Our on-screen superheroes, both old and new, have never held the interest of the masses the American way. The first truly successful on-screen superhero was Shaktimaan, whose acts of valour were watched by many Indian households from 1997 till 2005, with a total of 400 episodes aired by Doordarshan.

Our Indian superhero equivalents to Iron Man and Superman are—it is difficult even to say this— Ra.One and Krrish. Besides ripping off characters, superpowers, and sometimes entire sequences from Hollywood films, these movies offered little besides the star value that came with Shah Rukh Khan and a chunky Hrithik Roshan. Obviously, that was more than enough for them to succeed in the box office, grossing 250 and 300 crores respectively. Both Ra.One, and the two Krrish films, proudly spoke of their CGI and VFX work ahead of their respective releases. After watching them, I concluded that they looked more like an early 2000s video game than anything.

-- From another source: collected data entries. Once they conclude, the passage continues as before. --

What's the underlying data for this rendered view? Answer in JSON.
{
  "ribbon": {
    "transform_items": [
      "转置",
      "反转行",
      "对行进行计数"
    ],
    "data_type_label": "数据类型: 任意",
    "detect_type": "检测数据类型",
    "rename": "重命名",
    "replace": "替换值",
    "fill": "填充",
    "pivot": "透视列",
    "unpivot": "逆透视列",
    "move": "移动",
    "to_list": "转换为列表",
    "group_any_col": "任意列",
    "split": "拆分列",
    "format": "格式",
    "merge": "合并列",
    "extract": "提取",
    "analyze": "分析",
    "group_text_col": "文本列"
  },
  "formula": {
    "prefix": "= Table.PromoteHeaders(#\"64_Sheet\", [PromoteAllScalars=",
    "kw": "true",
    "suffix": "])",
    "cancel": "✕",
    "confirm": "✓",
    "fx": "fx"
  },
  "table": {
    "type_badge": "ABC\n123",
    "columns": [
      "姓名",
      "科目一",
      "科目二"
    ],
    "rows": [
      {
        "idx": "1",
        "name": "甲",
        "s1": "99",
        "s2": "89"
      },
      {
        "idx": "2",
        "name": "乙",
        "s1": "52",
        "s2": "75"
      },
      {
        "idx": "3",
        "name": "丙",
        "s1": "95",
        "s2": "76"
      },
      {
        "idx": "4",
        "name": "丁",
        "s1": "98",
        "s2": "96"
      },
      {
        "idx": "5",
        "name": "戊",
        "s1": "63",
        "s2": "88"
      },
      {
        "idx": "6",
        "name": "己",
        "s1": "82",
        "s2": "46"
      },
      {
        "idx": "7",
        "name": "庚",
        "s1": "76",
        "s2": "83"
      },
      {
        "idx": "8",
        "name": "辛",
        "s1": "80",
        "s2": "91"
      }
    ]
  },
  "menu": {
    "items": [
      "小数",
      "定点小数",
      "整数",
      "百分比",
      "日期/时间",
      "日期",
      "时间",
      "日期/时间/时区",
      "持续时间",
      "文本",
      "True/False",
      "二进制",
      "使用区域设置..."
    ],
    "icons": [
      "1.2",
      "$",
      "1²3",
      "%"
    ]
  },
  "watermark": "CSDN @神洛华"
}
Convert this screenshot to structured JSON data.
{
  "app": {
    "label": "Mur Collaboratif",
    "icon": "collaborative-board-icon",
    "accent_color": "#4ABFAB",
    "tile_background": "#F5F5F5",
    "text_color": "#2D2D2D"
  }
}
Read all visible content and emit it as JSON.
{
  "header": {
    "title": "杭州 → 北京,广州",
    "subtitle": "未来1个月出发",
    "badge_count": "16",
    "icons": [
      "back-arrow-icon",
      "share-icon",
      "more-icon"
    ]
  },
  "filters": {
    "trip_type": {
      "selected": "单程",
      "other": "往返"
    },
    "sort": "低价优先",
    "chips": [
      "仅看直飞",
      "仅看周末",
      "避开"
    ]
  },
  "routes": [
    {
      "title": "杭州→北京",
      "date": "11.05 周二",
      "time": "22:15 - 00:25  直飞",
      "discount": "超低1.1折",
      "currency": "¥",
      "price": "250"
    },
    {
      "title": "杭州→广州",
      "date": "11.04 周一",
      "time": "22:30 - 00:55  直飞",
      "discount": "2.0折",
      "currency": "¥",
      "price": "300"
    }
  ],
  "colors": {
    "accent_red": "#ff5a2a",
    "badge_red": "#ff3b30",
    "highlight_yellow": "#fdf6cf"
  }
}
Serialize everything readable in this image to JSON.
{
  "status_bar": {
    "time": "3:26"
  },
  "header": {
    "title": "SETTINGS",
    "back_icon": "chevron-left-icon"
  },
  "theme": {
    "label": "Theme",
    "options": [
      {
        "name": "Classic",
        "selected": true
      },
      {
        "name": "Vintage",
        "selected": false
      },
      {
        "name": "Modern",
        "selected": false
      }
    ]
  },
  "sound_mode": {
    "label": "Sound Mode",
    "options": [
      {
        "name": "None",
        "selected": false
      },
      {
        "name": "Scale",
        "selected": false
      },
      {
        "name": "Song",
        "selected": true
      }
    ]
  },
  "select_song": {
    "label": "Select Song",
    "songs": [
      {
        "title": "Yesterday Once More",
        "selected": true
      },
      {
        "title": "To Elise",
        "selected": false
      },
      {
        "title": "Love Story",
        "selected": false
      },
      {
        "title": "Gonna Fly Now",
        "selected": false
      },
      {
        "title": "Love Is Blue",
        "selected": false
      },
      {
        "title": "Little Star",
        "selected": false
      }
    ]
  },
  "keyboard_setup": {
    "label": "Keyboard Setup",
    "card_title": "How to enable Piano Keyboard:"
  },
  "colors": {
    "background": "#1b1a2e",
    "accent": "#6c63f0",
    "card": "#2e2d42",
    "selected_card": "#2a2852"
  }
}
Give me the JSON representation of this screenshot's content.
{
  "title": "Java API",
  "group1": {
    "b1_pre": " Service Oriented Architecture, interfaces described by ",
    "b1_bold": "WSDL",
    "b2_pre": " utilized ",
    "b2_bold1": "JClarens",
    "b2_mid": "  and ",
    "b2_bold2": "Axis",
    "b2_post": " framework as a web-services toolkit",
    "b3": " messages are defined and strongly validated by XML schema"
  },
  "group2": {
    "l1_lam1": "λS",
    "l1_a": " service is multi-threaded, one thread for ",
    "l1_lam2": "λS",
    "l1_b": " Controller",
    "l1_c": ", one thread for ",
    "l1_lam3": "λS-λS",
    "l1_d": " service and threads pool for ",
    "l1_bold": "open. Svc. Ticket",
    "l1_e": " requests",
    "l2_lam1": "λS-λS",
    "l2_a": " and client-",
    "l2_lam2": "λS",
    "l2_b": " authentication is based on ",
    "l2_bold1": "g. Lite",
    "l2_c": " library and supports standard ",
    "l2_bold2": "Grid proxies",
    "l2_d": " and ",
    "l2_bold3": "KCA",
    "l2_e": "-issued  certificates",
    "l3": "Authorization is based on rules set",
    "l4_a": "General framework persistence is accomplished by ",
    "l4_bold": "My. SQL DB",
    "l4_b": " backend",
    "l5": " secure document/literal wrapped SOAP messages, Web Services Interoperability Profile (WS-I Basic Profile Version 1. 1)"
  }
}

Given our rather fruitless and plagiarised on screen superhero past, why should we be optimistic about Chakra: The Invincible? There are two reasons. Yes, India hasn’t caught on to the global superhero craze, but I suspect that’s because we had enough superheroes before they were trendy. From the pre Vedic period (1750 BC) to the time of the early Puranas (200 BC-500 AD), India was the cradle for Hinduism, Buddhism and Jainism. We didn’t need heroes in spandex, because we had, and still have, fantastical gods with many avatars: deities who see all and know all, but whose tales are relatable and universal in import. This is why it’s no surprise that Shaktimaan’s character, Pandit Omkarnath Shastri, gained his superpowers through deep meditation and harnessing the power of the five elements of life (Panchabhuta), and that Chakra also channels his chakras, a similarly religious act, but through technology, a decidedly modern spin. The religious overtones of the story will attract audiences. The second cause for optimism comes from Lee and Devarajan’s decision to collaborate with Phantom Films. Co-owned by Motwane (and Anurag Kashyap, among others). Phantom Films has developed a reputation for thoughtful and unconventional cinema. Combining their unique lens with the global fame and experience brought by Lee could produce a superhero film that’ll take the genre in a new direction.